MIAMI – Virgin Australia (VA) CEO Paul Scurrah will step down once the airline is transferred to new owner Bain Capital, according to a report by Reuters. Jayne Hrdlicka, the former head of Qantas’ budget offshoot Jetstar (JQ), will replace him. The change comes amid reports that Bain seeks to attract more travelers with a “hybrid” strategy.
Virgin Australia entered voluntary administration in April as the airline struggled under government-imposed COVID-19 travel bans. Bain agreed to buy VA in June for A$3.5bn (US$2.47bn).
“Hrdlicka will look to lower the cost base even more than Scurrah had planned and to. She’ll capitalize on knowledge gained from years of working at Virgin’s biggest rival”, said Brendan Sobie, an independent aviation analyst. “She knows exactly where to position Virgin Australia to finally be profitable, assuming decent market conditions.”
Creditors Voted for Bain Purchase
Creditors owed nearly A$7bn (US$5bn) last month approved Bain’s purchase of the airline. Employees, the largest creditors by number, voted overwhelmingly in favor of the deal.
Scurrah had clashed with Bain over wanting to maintain a more premium offering than desired by the US firm, two people with knowledge of the matter said on condition of anonymity. Administrator Vaughan Strawbridge of Deloitte said he had reaffirmed with Bain that VA airline would not be repositioned as a low-cost carrier once Hrdlicka took over.
“Virgin Australia will be a ‘hybrid’ airline, offering great value to customers by delivering a distinctive Virgin experience at competitive prices,” Strawbridge said in a statement. “This will appeal to the full spectrum of travelers, from premium corporate through to more budget-focused customers.”

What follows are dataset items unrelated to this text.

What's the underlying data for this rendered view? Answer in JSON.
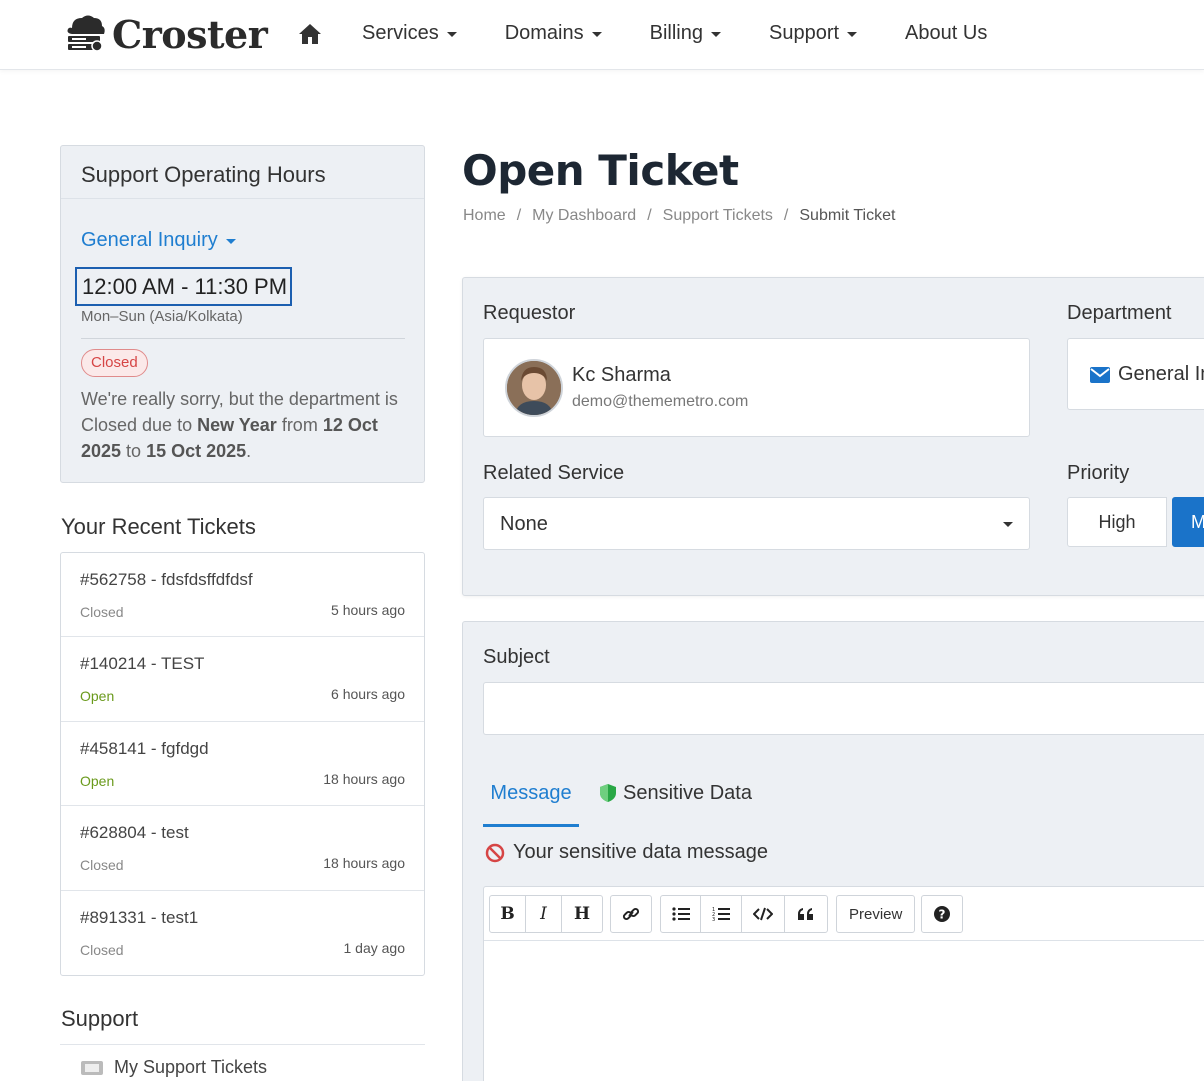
{
  "header": {
    "logo_text": "Croster",
    "nav": [
      {
        "label": "Services",
        "has_dropdown": true
      },
      {
        "label": "Domains",
        "has_dropdown": true
      },
      {
        "label": "Billing",
        "has_dropdown": true
      },
      {
        "label": "Support",
        "has_dropdown": true
      },
      {
        "label": "About Us",
        "has_dropdown": false
      }
    ]
  },
  "sidebar": {
    "hours_panel": {
      "title": "Support Operating Hours",
      "department": "General Inquiry",
      "hours": "12:00 AM - 11:30 PM",
      "days": "Mon–Sun (Asia/Kolkata)",
      "status": "Closed",
      "message": {
        "part1": "We're really sorry, but the department is Closed due to ",
        "reason": "New Year",
        "part2": " from ",
        "start": "12 Oct 2025",
        "part3": " to ",
        "end": "15 Oct 2025",
        "part4": "."
      }
    },
    "recent_title": "Your Recent Tickets",
    "tickets": [
      {
        "title": "#562758 - fdsfdsffdfdsf",
        "status": "Closed",
        "time": "5 hours ago"
      },
      {
        "title": "#140214 - TEST",
        "status": "Open",
        "time": "6 hours ago"
      },
      {
        "title": "#458141 - fgfdgd",
        "status": "Open",
        "time": "18 hours ago"
      },
      {
        "title": "#628804 - test",
        "status": "Closed",
        "time": "18 hours ago"
      },
      {
        "title": "#891331 - test1",
        "status": "Closed",
        "time": "1 day ago"
      }
    ],
    "support_title": "Support",
    "support_links": [
      {
        "label": "My Support Tickets"
      }
    ]
  },
  "main": {
    "title": "Open Ticket",
    "breadcrumb": [
      "Home",
      "My Dashboard",
      "Support Tickets",
      "Submit Ticket"
    ],
    "requestor": {
      "label": "Requestor",
      "name": "Kc Sharma",
      "email": "demo@thememetro.com"
    },
    "department": {
      "label": "Department",
      "value": "General In"
    },
    "related_service": {
      "label": "Related Service",
      "value": "None"
    },
    "priority": {
      "label": "Priority",
      "options": [
        "High",
        "M"
      ]
    },
    "subject": {
      "label": "Subject",
      "value": ""
    },
    "tabs": [
      "Message",
      "Sensitive Data"
    ],
    "sensitive_message": "Your sensitive data message",
    "editor": {
      "preview_label": "Preview"
    }
  },
  "colors": {
    "accent": "#1f7ed0",
    "primary_button": "#1a73c9",
    "closed_badge": "#d64545",
    "open_status": "#6a9a1c"
  }
}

Bain Managing Director Mike Murphy said his firm was committed to the strategy announced in August. At that time Bain said it would work to protect thousands of jobs, invest in technology, and honor all employee entitlements. However, Virgin itself has said about 3,000 jobs will go when the deal takes place. Around 6,000 employees will remain.
Virgin said then it aimed to be the “best value” carrier in the market rather than a low-cost carrier. It would maintain a business class offering and network of airport lounges.
On a final note, at the end of September, eight VA unions joined to ask Bain Capital for no more job cuts amid the current crisis. The organizations also express their will to co-operatively negotiate on the matter.